Iowa corn crop estimated to be 2% above last year
Iowa corn production is forecast at 2.42 billion bushels, 2% above the 2014 production and slightly above the September forecast, according to the latest USDA crop production report. If realized, Iowa's harvested corn production this fall will be record high, breaking the previous record set in 2009 by 8.3 million bushels.


Based on conditions as of October 1, yields are expected to average 183 bushels per acre, an increase of 5 bushels per acre from last year. If realized, this Iowa yield average will also set a new high, exceeding the previous record of 181 set in 2004 and tied in 2009. Acres planted and harvested for grain, at 13.6 million and 13.2 million acres, respectively, are down 100,000 acres from the September estimate.

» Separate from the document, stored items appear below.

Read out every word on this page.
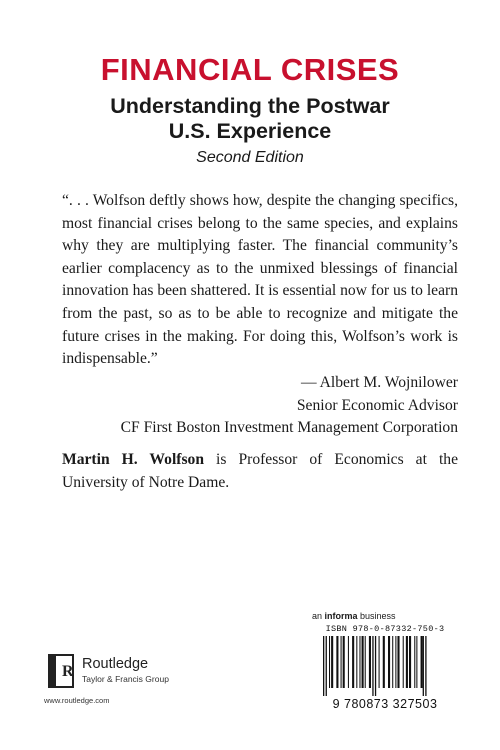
FINANCIAL CRISES
Understanding the Postwar
U.S. Experience
Second Edition

“. . . Wolfson deftly shows how, despite the changing specifics, most financial crises belong to the same species, and explains why they are multiplying faster. The financial community’s earlier complacency as to the unmixed blessings of financial innovation has been shattered. It is essential now for us to learn from the past, so as to be able to recognize and mitigate the future crises in the making. For doing this, Wolfson’s work is indispensable.”

— Albert M. Wojnilower
Senior Economic Advisor
CF First Boston Investment Management Corporation
Martin H. Wolfson is Professor of Economics at the University of Notre Dame.
an informa business
ISBN 978-0-87332-750-3
9 780873 327503
R Routledge
Taylor & Francis Group
www.routledge.com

Iowa is harvesting 4% more soybeans than in 2014
Iowa soybean production in 2015 is forecast at 520 million bushels, up 4% from 2014, but 1% below the September forecast. If realized, this will be the second largest soybean production on record for Iowa, 1% less than the 525 million bushels produced in 2005. The October forecast yield is 53 bushels per acre, 2.0 bushels above 2014 but unchanged from the September forecast. If realized this will be the highest soybean yield on record for Iowa, 0.5 bushel above the previous record set in 2005. Area planted and harvested, at 9.90 million and 9.82 million acres, respectively, are up 50,000 acres from 2014, but down 100,000 from the September forecast.

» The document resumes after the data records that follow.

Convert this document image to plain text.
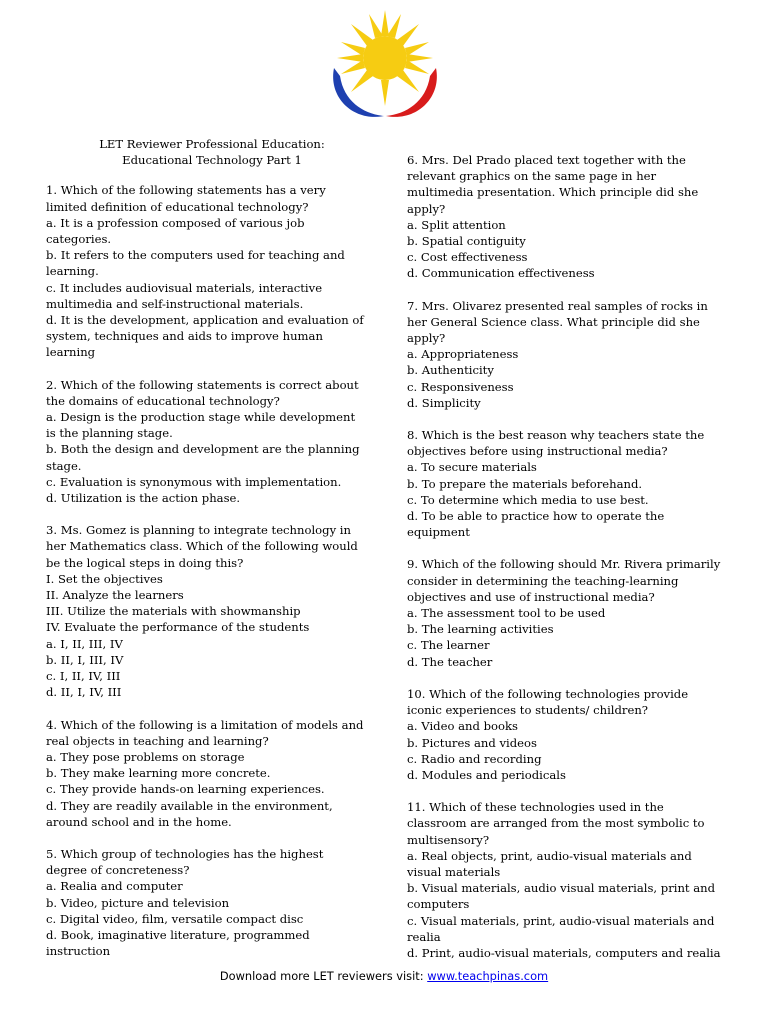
Tiyak Pasa
LET Reviewer Professional Education:
Educational Technology Part 1
1. Which of the following statements has a very limited definition of educational technology?
a. It is a profession composed of various job categories.
b. It refers to the computers used for teaching and learning.
c. It includes audiovisual materials, interactive multimedia and self-instructional materials.
d. It is the development, application and evaluation of system, techniques and aids to improve human learning
2. Which of the following statements is correct about the domains of educational technology?
a. Design is the production stage while development is the planning stage.
b. Both the design and development are the planning stage.
c. Evaluation is synonymous with implementation.
d. Utilization is the action phase.
3. Ms. Gomez is planning to integrate technology in her Mathematics class. Which of the following would be the logical steps in doing this?
I. Set the objectives
II. Analyze the learners
III. Utilize the materials with showmanship
IV. Evaluate the performance of the students
a. I, II, III, IV
b. II, I, III, IV
c. I, II, IV, III
d. II, I, IV, III
4. Which of the following is a limitation of models and real objects in teaching and learning?
a. They pose problems on storage
b. They make learning more concrete.
c. They provide hands-on learning experiences.
d. They are readily available in the environment, around school and in the home.
5. Which group of technologies has the highest degree of concreteness?
a. Realia and computer
b. Video, picture and television
c. Digital video, film, versatile compact disc
d. Book, imaginative literature, programmed instruction
6. Mrs. Del Prado placed text together with the relevant graphics on the same page in her multimedia presentation. Which principle did she apply?
a. Split attention
b. Spatial contiguity
c. Cost effectiveness
d. Communication effectiveness
7. Mrs. Olivarez presented real samples of rocks in her General Science class. What principle did she apply?
a. Appropriateness
b. Authenticity
c. Responsiveness
d. Simplicity
8. Which is the best reason why teachers state the objectives before using instructional media?
a. To secure materials
b. To prepare the materials beforehand.
c. To determine which media to use best.
d. To be able to practice how to operate the equipment
9. Which of the following should Mr. Rivera primarily consider in determining the teaching-learning objectives and use of instructional media?
a. The assessment tool to be used
b. The learning activities
c. The learner
d. The teacher
10. Which of the following technologies provide iconic experiences to students/ children?
a. Video and books
b. Pictures and videos
c. Radio and recording
d. Modules and periodicals
11. Which of these technologies used in the classroom are arranged from the most symbolic to multisensory?
a. Real objects, print, audio-visual materials and visual materials
b. Visual materials, audio visual materials, print and computers
c. Visual materials, print, audio-visual materials and realia
d. Print, audio-visual materials, computers and realia
Download more LET reviewers visit: www.teachpinas.com
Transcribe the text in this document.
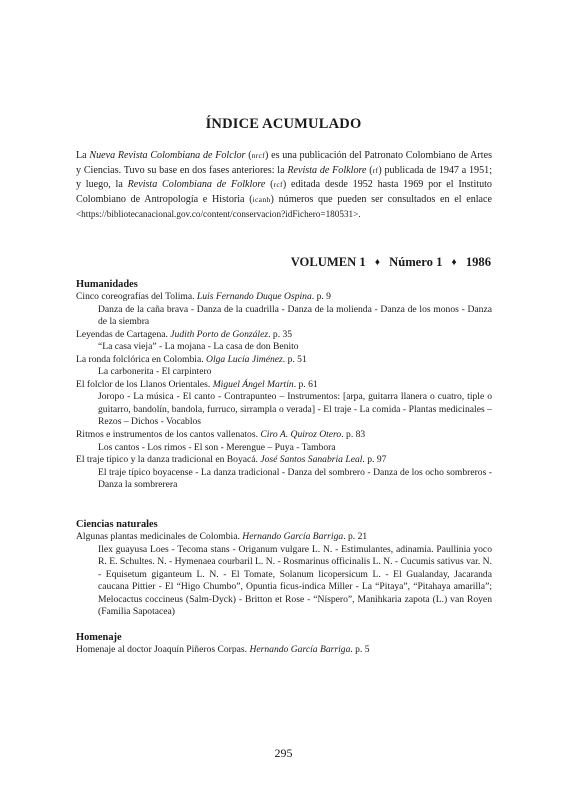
ÍNDICE ACUMULADO

La Nueva Revista Colombiana de Folclor (nrcf) es una publicación del Patronato Colombiano de Artes y Ciencias. Tuvo su base en dos fases anteriores: la Revista de Folklore (rf) publicada de 1947 a 1951; y luego, la Revista Colombiana de Folklore (rcf) editada desde 1952 hasta 1969 por el Instituto Colombiano de Antropología e Historia (icanh) números que pueden ser consultados en el enlace <https://bibliotecanacional.gov.co/content/conservacion?idFichero=180531>.

VOLUMEN 1 ♦ Número 1 ♦ 1986
Humanidades

Cinco coreografías del Tolima. Luis Fernando Duque Ospina. p. 9

Danza de la caña brava - Danza de la cuadrilla - Danza de la molienda - Danza de los monos - Danza de la siembra

Leyendas de Cartagena. Judith Porto de González. p. 35

“La casa vieja” - La mojana - La casa de don Benito

La ronda folclórica en Colombia. Olga Lucía Jiménez. p. 51

La carbonerita - El carpintero

El folclor de los Llanos Orientales. Miguel Ángel Martín. p. 61

Joropo - La música - El canto - Contrapunteo – Instrumentos: [arpa, guitarra llanera o cuatro, tiple o guitarro, bandolín, bandola, furruco, sirrampla o verada] - El traje - La comida - Plantas medicinales – Rezos – Dichos - Vocablos

Ritmos e instrumentos de los cantos vallenatos. Ciro A. Quiroz Otero. p. 83

Los cantos - Los rimos - El son - Merengue – Puya - Tambora

El traje típico y la danza tradicional en Boyacá. José Santos Sanabria Leal. p. 97

El traje típico boyacense - La danza tradicional - Danza del sombrero - Danza de los ocho sombreros - Danza la sombrerera

Ciencias naturales

Algunas plantas medicinales de Colombia. Hernando García Barriga. p. 21

Ilex guayusa Loes - Tecoma stans - Origanum vulgare L. N. - Estimulantes, adinamia. Paullinia yoco R. E. Schultes. N. - Hymenaea courbaril L. N. - Rosmarinus officinalis L. N. - Cucumis sativus var. N. - Equisetum giganteum L. N. - El Tomate, Solanum licopersicum L. - El Gualanday, Jacaranda caucana Pittier - El “Higo Chumbo”, Opuntia ficus-indica Miller - La “Pitaya”, “Pitahaya amarilla”; Melocactus coccineus (Salm-Dyck) - Britton et Rose - “Níspero”, Manihkaria zapota (L.) van Royen (Familia Sapotacea)

Homenaje

Homenaje al doctor Joaquín Piñeros Corpas. Hernando García Barriga. p. 5

295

Iowa 2015 hay production estimated at 1% above 2014
Iowa's average hay yield for alfalfa and alfalfa mixtures is expected to be 3.60 tons per acre with a total production of 2.95 million tons in 2015, a production increase of 1% from the previous year. The projected yield for other hay is 2.10 tons per acre, with production at 725,000 tons, down 4% from 2014.  

All crop forecasts in USDA's October crop production report are based on October 1 conditions and do not reflect weather effects since that time. The next USDA production forecasts, based on conditions as of November 1, will be released November 10.